Für die Welt, die ihn beobachtet, ist seine Botschaft, sowohl in seinen Worten als auch in seiner resoluten, manchmal eingefallenen Erscheinung: Er steht als Spiegel des Leidens und des Geistes seines Volkes da.
Es scheint vorüberzugehen. Nur wenige Tage nach Beginn des Krieges, der sein Land verschlang, zieht der ukrainische Präsident Wolodymyr Selenskyj historische Vergleiche als effektiver und bewegender Kriegskommunikator – aber mit einem entschieden modernen Touch, der durch die Sensibilität von Live-TV und das persönliche Gefühl von Social Media beeinflusst wird.

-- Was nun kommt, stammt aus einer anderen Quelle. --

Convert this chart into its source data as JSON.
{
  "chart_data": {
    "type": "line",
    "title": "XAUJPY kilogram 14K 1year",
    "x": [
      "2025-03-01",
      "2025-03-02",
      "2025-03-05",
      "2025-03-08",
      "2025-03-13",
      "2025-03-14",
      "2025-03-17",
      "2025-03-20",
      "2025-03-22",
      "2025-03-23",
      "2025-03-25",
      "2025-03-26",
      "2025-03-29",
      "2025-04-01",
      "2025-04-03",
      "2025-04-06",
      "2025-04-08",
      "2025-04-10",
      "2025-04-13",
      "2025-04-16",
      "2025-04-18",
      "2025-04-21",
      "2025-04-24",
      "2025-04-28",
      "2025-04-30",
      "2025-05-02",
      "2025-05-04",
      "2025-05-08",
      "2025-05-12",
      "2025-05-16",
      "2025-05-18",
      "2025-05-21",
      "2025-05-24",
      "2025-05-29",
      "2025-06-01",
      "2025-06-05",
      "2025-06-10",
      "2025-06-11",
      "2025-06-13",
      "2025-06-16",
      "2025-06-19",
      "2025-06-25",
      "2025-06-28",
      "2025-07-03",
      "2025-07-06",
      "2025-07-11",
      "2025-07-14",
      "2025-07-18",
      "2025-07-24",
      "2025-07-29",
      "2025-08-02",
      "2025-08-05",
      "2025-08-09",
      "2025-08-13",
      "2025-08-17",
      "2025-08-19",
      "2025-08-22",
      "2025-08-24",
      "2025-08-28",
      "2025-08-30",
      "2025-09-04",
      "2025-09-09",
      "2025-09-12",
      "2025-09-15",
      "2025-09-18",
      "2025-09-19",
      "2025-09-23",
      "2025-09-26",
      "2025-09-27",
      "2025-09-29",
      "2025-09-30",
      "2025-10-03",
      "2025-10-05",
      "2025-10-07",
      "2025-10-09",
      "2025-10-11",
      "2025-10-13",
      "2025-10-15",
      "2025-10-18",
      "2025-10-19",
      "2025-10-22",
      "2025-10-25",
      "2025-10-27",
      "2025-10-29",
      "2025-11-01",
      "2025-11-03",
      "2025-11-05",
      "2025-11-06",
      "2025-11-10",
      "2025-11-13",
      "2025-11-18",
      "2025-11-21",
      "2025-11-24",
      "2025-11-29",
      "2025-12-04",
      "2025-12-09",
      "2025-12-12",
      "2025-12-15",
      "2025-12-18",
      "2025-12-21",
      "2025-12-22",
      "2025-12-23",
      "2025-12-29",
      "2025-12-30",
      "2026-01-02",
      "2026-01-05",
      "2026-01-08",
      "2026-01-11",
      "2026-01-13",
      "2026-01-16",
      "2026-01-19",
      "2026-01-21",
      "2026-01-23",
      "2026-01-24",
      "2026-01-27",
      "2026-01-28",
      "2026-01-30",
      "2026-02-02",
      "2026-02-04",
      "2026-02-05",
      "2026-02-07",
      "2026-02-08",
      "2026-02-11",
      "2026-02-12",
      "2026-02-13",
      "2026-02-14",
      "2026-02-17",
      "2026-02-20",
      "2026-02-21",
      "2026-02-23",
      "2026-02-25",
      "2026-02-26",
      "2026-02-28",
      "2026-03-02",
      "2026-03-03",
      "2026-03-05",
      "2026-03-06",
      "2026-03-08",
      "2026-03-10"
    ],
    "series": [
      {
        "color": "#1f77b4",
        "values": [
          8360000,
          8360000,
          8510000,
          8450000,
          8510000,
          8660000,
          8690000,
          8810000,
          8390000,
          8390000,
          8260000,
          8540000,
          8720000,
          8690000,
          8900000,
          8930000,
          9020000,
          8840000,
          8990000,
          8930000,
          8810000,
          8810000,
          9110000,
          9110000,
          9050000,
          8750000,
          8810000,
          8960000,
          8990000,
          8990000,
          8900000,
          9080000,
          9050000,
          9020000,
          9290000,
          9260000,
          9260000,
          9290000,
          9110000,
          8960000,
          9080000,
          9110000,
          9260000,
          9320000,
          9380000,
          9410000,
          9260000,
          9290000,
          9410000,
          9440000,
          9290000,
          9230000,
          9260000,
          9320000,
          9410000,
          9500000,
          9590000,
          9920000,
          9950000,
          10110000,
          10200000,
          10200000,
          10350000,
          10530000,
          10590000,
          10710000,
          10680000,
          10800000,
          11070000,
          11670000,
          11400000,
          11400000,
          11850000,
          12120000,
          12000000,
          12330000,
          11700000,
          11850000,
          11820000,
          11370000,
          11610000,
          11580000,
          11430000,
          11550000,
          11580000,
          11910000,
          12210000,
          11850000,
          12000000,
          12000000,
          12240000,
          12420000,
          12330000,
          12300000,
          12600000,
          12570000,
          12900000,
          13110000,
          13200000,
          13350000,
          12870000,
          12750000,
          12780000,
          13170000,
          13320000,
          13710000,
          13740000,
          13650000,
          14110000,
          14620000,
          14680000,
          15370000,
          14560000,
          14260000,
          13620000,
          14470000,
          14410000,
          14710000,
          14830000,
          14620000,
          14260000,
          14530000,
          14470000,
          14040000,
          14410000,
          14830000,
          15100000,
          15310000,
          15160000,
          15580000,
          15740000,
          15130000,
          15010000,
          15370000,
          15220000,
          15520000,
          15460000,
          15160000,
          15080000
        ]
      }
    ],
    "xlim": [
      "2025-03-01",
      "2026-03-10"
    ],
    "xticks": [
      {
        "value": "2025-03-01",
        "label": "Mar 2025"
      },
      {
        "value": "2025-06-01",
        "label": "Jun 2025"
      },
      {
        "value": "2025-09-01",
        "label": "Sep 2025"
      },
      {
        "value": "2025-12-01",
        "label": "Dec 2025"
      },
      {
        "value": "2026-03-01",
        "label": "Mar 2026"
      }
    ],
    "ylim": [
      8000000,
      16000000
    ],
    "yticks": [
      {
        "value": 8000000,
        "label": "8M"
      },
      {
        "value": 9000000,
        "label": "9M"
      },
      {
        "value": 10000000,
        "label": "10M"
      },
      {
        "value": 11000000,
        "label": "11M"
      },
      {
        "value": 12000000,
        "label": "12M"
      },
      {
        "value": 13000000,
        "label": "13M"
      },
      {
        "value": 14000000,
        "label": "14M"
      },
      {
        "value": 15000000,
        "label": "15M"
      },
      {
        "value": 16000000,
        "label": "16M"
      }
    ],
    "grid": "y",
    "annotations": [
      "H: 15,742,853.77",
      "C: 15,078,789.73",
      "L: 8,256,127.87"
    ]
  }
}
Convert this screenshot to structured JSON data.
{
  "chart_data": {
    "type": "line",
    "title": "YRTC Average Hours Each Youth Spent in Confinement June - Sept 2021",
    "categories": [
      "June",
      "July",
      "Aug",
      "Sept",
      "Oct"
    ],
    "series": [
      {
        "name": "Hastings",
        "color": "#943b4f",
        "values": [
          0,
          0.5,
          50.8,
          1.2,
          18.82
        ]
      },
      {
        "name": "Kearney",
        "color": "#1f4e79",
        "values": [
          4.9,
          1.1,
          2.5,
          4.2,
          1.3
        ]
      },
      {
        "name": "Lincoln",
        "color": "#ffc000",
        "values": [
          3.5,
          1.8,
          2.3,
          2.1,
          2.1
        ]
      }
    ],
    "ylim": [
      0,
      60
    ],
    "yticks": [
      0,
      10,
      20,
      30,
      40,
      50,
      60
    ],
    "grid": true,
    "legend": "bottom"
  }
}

Sein Baby-Teint ist jetzt allgemein geschwollen und teigig, mit leichtem Bartwuchs. Anzüge und Hemden wurden durch olivgrüne Kleidung im Militärstil ersetzt. Seine heisere Stimme verrät Erschöpfung. Zusammen bilden diese eine Geschichte persönlichen Mutes, von David, der gegen den mächtigen Goliath kämpfte und sich weigerte, sein Heimatland sicher zu verlassen – verkörpert durch seinen Satz, dass er „Munition, not a round“ brauchte.
Eine ziemliche Entwicklung für einen ehemaligen Fernsehschauspieler und Komiker, der noch vor wenigen Wochen in manchen Ecken als politischer Neuling verschmäht wurde, der zu kompromissbereit mit Moskau ist.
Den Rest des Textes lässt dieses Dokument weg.